Olu and Tolu denotes two different individuals, even where the same name is used twice, the most natural interpretation is one where two different people are involved. E.g. Biola says dark Biola should come.

Ordinarily, R-expressions are not co-referential with other R-expressions in the same sentence. E.g. I know Olu and I can’t stand the fool.

In general, the binding theory has 3 sub-classes for each of the 3 categories of the NP argument as thus;

  • An Anaphor must be bound in its governing category or local domain.
  • A Pronominal must be free in its governing category or local domain.
  • An R-expression must be free everywhere.
    • Movement Theory

There is movement of certain elements from its initial position to another position or site. This is what is obtained in the movement theory. In this theory, α stands for any category while ‘move α’ means move any lexical category from a syntactic position to anywhere.

A moved element either fills am empty position of the same syntactic category or it is adjoined into an existing node .i.e. the landing site is where the element is moved to and the extraction site is where the element is moved from.

For example         Dupe   atsa     kiinu    kenim

Dupe  sweep  room    not

‘Dupe did not sweep the room’

Kiinu   ezi   Dupe    atsa –ki     kenim

room   is    Dupe        sweep        not

‘the room wasn’t swept by Dupe’

1.6.5   Government Theory

Government is a fundamental concept in Government and Binding theory that is used to get at the notion of a local domain; following quite traditional usage, the idea is that some category β is in the domain of some other category (typically a head) α just in case governs β.

The relation of government is defined in forms of a more primitive notion, that of ‘C-command’ which states a relation defined on tree structures. ’C’ means constituents.

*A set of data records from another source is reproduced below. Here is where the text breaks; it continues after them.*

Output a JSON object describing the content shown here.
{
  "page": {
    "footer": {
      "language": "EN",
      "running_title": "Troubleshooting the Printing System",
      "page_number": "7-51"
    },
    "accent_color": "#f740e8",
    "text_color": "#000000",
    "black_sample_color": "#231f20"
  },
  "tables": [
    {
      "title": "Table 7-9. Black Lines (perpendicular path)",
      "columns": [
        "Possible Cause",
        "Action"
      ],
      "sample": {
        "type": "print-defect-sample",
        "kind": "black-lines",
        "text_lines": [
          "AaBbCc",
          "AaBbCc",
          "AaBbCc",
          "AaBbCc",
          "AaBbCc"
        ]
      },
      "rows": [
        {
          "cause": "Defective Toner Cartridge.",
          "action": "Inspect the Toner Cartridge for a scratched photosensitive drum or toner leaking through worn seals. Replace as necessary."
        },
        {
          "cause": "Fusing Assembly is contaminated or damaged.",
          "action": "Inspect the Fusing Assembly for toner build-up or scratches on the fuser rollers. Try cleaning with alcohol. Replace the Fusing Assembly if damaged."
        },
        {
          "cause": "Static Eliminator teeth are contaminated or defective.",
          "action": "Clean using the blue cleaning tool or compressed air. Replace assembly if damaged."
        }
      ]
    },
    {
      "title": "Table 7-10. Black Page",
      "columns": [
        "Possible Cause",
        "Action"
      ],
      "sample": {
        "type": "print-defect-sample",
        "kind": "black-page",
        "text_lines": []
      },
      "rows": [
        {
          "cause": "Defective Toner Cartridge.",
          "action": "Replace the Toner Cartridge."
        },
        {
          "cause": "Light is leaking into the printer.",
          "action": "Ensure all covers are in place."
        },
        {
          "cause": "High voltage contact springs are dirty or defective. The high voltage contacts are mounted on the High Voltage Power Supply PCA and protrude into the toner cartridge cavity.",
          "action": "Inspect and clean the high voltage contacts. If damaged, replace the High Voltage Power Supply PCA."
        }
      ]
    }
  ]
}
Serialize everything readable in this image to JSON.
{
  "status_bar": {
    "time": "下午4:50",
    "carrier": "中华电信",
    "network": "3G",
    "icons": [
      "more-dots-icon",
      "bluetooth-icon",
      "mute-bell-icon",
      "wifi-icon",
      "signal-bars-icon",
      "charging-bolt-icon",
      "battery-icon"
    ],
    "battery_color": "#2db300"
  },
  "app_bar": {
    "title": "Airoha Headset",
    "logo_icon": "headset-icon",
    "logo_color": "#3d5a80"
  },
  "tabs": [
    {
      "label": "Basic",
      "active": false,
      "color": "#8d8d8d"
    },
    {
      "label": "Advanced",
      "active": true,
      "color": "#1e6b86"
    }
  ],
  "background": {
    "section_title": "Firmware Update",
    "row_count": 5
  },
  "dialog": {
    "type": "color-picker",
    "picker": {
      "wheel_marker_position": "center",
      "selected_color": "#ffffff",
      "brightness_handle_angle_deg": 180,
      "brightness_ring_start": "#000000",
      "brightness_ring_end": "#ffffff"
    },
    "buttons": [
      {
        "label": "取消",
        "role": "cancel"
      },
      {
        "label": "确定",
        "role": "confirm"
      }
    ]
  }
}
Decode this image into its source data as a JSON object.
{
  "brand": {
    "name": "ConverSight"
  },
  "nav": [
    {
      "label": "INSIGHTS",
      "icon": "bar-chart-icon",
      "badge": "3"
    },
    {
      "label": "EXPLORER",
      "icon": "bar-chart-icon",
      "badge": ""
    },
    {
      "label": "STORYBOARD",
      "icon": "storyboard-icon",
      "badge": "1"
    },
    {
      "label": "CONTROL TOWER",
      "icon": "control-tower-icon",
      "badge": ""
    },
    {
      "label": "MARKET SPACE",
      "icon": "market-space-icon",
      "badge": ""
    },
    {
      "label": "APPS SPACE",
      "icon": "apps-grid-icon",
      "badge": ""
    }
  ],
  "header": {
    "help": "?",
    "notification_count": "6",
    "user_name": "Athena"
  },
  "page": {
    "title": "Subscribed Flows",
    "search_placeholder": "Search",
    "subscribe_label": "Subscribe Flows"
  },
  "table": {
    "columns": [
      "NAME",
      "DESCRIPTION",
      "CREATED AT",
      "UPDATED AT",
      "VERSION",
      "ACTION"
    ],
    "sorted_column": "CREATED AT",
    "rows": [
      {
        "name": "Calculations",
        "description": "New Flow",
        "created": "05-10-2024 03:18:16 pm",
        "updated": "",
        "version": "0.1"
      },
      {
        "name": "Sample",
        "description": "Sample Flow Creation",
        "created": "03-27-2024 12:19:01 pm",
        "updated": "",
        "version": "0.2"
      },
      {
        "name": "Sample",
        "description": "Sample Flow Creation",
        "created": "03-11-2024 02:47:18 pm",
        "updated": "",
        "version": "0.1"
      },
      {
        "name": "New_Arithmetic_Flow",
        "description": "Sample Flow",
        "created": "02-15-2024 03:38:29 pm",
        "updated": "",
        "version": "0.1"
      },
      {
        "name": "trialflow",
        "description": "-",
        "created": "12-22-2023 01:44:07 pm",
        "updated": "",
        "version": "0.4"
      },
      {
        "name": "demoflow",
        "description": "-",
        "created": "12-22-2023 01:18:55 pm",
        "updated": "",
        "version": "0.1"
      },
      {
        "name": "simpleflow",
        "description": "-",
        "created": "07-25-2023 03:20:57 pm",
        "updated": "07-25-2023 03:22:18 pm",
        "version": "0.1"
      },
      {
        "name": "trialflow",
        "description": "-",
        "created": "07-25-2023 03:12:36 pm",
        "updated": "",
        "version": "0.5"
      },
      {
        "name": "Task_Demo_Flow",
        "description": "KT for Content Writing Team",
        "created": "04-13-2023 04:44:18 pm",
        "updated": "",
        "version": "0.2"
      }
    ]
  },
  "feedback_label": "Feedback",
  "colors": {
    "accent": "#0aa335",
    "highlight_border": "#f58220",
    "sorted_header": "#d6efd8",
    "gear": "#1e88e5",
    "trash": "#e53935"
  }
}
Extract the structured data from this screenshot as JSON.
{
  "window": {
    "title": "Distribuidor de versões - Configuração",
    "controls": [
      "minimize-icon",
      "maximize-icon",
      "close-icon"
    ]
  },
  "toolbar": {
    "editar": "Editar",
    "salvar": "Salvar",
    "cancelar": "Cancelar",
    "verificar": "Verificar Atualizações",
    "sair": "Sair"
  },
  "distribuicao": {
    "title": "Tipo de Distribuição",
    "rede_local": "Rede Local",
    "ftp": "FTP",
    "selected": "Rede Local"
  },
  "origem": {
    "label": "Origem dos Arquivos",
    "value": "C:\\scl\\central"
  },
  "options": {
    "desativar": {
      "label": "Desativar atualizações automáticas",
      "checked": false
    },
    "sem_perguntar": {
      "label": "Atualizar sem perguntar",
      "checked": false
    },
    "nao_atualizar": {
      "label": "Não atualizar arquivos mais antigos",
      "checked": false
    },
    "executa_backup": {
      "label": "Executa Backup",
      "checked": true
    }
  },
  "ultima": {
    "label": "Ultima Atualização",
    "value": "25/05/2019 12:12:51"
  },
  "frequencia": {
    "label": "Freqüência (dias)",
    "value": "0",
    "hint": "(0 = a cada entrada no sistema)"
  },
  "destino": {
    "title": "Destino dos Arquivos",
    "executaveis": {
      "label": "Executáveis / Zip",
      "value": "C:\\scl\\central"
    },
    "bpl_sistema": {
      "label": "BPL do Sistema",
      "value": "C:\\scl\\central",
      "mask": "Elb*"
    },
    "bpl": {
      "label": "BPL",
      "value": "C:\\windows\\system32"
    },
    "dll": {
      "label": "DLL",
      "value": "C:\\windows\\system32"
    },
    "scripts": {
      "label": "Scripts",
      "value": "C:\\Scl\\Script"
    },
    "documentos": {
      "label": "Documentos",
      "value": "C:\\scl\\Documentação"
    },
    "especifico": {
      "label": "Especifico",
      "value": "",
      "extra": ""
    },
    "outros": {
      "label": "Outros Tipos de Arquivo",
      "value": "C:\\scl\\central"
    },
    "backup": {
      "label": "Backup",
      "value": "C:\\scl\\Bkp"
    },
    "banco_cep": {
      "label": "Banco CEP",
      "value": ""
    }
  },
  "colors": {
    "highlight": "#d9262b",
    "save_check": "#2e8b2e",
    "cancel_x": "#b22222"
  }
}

In other words, government theory defines the syntactic relationship between a governor and the elements it governs. Thus, according to Sells (1985) two definitions of C-command known as ‘the strong’ and ‘weaker’ definition exists.

Strong definition:

α   C-commands β if every branching node dominating α dominates β

Weaker definition:

α C- commands β if every maximal projection dominating α dominates β

Therefore, government is a localised version of C-command while C-command may hold between α and some β. That is, far down in a tree, government is defined over a much ‘flatter’ domain.